Se me fueron los años sin darme cuenta, se me escaparon entre hijos que crecían, tareas interminables, silencios que se alargaban, camas frías y tazas de café que se enfriaban antes de tocar mis labios.
Se fueron entre sacrificios invisibles, promesas que el viento se llevó y sonrisas falsas para no preocupar a nadie. me convertí en la base, en quien sostiene a todos, escucha y aconseja, pero nadie pregunta si está bien.
Un día, sin drama ni llanto público, me vi frente al espejo. no lloré. me hablé y me dije: ya basta.

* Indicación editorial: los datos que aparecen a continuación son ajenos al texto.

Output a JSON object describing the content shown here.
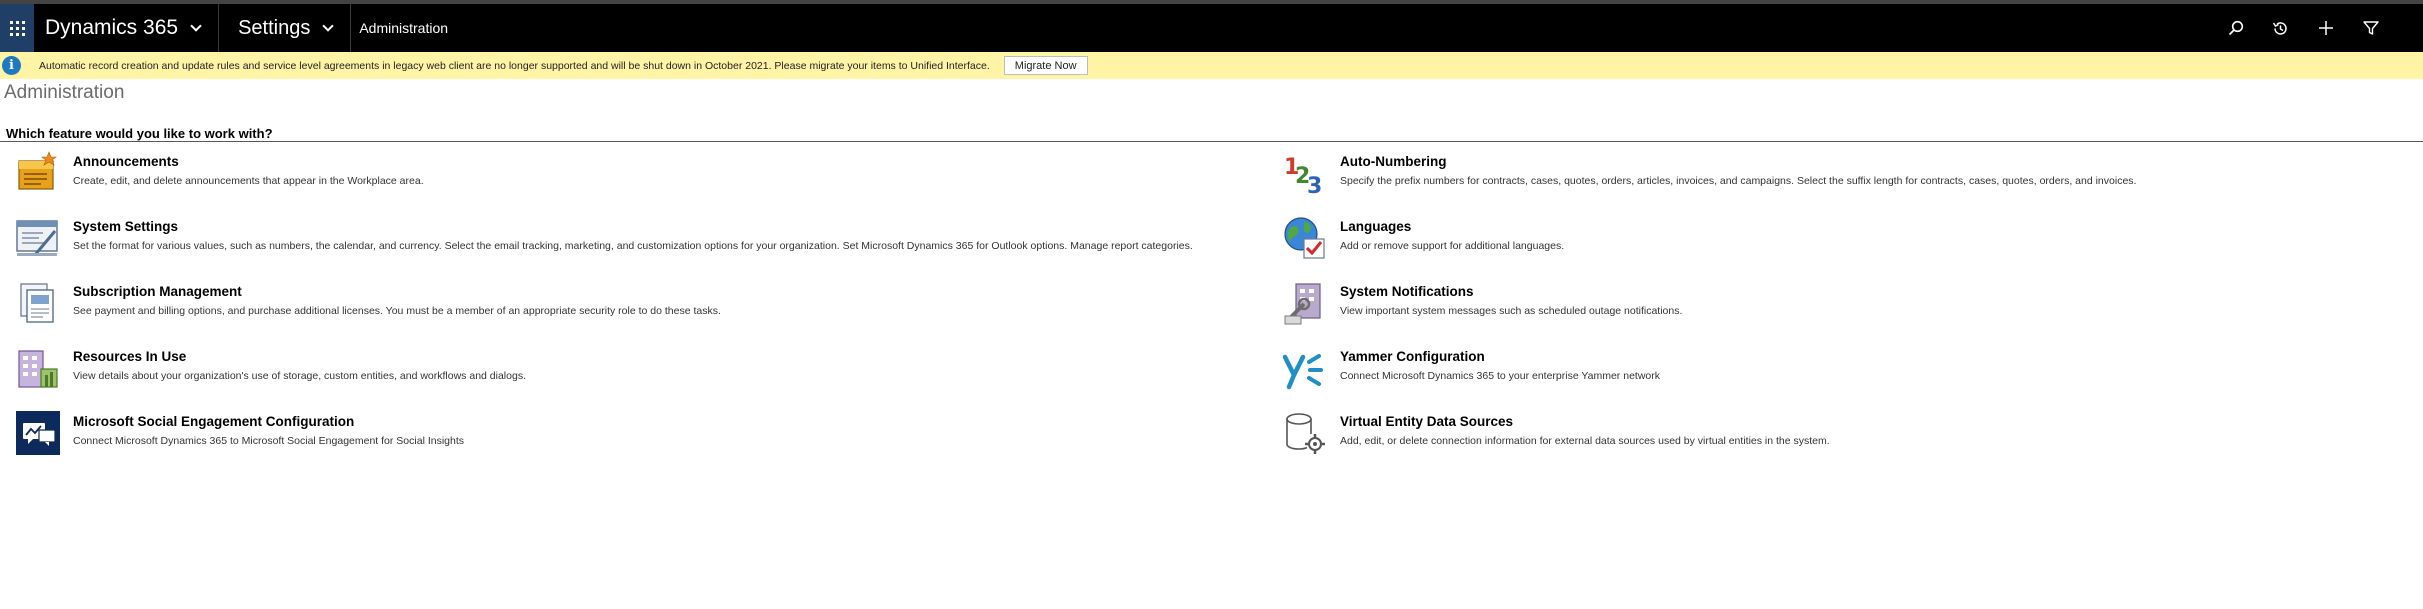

A mis casi setenta, cuando creí que solo se me subía la presión o la rodilla, se levantó la dignidad, escondida entre las costillas esperando permiso para salir.
Con voz firme, aunque temblorosa, me dije: basta. basta de ser la última de la lista; basta de mendigar cariño; basta de fingir que duele; basta de creer que ser buena mujer equivale a aguantarlo todo.
Hoy, con arrugas y cicatrices en el alma, me reconstruyo. recojo a pedacitos a la mujer que fui, la que soñaba, la que se reía sola, la que no pedía permiso para vivir. me abrazo. nunca es tarde para amarme, para elegirme y para ponerme en primer lugar. a esta edad me reinvento y lo haré a mi manera.